I mentioned that we’ll be asked to send more money to the camera companies in the future. Thing is, the actual hardware cost will go down in terms of inflation-adjusted costs. What we pay US$2000 for today will be priced equivalent to an inflation-adjusted US$1000 not too far in the future. Why? Because it can. The reduction of physical costs (fewer mechanical parts, fewer chips, fewer everything) pretty much guarantees that. The Japanese cost reduction programs for consumer electronics actually run faster than inflation. They will be incented to give up some of that gain back to the customer in order to try to keep volumes up. 

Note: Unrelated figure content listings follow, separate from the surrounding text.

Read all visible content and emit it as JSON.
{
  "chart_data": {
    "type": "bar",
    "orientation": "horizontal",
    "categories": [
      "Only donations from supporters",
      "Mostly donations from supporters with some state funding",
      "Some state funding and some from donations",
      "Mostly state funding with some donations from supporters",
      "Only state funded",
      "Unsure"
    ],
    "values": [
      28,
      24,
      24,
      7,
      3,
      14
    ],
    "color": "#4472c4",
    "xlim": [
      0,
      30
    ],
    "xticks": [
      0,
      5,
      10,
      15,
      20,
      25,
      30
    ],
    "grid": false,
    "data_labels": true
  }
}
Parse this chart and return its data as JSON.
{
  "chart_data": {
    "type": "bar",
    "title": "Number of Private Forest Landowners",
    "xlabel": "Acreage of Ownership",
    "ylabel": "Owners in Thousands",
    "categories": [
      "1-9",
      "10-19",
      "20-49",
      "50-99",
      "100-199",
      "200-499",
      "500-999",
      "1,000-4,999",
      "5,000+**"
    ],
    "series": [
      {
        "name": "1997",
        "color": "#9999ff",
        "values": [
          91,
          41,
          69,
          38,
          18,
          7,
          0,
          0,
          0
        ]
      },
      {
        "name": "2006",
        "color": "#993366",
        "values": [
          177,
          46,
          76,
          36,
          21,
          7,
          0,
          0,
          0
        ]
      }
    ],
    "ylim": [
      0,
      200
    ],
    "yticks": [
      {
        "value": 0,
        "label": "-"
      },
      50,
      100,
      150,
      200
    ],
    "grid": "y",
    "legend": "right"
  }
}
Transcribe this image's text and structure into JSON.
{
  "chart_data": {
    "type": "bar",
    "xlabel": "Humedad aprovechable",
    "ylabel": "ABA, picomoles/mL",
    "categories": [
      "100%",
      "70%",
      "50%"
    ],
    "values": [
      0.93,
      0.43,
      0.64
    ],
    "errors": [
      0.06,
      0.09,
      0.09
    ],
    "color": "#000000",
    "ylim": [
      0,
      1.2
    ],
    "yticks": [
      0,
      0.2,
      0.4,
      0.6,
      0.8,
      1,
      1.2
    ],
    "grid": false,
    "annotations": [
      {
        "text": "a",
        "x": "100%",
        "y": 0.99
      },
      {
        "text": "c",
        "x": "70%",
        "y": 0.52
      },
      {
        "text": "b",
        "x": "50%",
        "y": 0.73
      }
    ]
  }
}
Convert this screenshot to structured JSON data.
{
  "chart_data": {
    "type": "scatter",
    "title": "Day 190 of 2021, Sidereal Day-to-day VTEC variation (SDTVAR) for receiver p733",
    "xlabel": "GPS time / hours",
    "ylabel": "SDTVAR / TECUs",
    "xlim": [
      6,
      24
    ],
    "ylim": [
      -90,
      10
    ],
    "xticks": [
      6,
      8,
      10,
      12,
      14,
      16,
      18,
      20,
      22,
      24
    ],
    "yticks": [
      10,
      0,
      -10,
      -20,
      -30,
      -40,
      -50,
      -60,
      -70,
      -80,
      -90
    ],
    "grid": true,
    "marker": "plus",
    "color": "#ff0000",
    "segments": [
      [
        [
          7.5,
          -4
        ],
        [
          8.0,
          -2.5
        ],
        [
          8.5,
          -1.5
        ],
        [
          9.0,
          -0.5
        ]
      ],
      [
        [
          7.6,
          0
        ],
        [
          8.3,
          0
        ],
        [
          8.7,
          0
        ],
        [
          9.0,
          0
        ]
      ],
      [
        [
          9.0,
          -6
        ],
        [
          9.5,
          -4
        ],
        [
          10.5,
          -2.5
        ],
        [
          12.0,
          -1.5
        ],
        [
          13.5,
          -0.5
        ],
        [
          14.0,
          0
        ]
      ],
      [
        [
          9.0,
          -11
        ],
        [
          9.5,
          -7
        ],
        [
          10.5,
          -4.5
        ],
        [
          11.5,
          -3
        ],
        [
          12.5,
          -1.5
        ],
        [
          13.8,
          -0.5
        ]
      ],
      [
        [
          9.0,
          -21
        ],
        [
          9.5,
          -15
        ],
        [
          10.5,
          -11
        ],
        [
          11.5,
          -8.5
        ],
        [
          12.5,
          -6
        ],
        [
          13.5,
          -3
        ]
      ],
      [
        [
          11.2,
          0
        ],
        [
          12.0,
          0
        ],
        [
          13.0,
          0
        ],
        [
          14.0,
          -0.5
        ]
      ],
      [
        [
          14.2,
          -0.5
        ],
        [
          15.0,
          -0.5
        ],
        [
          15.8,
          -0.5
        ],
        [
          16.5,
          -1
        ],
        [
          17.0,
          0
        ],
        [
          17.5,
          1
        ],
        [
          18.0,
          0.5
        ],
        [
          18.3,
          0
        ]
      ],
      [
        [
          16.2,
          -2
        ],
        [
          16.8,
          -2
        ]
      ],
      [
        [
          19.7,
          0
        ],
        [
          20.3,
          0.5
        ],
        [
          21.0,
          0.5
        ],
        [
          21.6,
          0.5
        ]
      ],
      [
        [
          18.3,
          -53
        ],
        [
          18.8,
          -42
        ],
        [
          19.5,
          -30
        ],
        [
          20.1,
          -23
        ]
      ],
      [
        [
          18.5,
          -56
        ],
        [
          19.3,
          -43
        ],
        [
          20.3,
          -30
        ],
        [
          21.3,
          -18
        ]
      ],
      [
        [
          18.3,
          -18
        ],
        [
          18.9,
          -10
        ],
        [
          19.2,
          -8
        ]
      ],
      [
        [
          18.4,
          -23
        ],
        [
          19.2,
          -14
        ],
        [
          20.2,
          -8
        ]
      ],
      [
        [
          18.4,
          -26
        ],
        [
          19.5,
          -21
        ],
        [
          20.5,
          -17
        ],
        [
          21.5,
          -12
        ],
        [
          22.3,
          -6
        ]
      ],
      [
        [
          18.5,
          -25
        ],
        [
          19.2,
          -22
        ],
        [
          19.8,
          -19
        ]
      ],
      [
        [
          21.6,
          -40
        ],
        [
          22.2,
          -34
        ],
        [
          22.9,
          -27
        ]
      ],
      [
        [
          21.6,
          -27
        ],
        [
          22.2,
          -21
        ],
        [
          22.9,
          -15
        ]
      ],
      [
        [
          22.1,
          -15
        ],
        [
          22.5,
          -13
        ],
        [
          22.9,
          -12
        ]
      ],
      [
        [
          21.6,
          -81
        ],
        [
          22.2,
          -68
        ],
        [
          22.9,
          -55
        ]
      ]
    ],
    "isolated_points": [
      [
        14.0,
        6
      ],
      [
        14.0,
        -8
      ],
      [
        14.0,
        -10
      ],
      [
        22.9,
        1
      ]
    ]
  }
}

However, many of the things that might be added to today’s cameras can have high (and sometimes ongoing) R&D and support costs. The business trend is to charge for what it costs you. So if you want all those possible future features, you may find that you have to pay for the ones that go beyond today’s capabilities, particularly if the feature is mostly software-enabled.


Caveat: we’ve been moving from a stills-oriented world to a motion (video)-oriented one. That starts to change how the camera makers should focus their technology attentions, even if you, the customer’s, goal is extracting stills. For example: “follow this person/player and select the best images to extract.” We already have real-time—but expensive and complex—video systems that can isolate and highlight a single player, including “making them bigger” compared to the others, or putting an exposure highlight on them, or providing a track of where they went. Eventually, expensive and complex things get “chipped” and become cheap and automatic. Mirrorless cameras are essentiallly full-time video systems by default (the image sensor is “always on”), so you have to watch what’s happening in video to see what will likely trickle down to stills.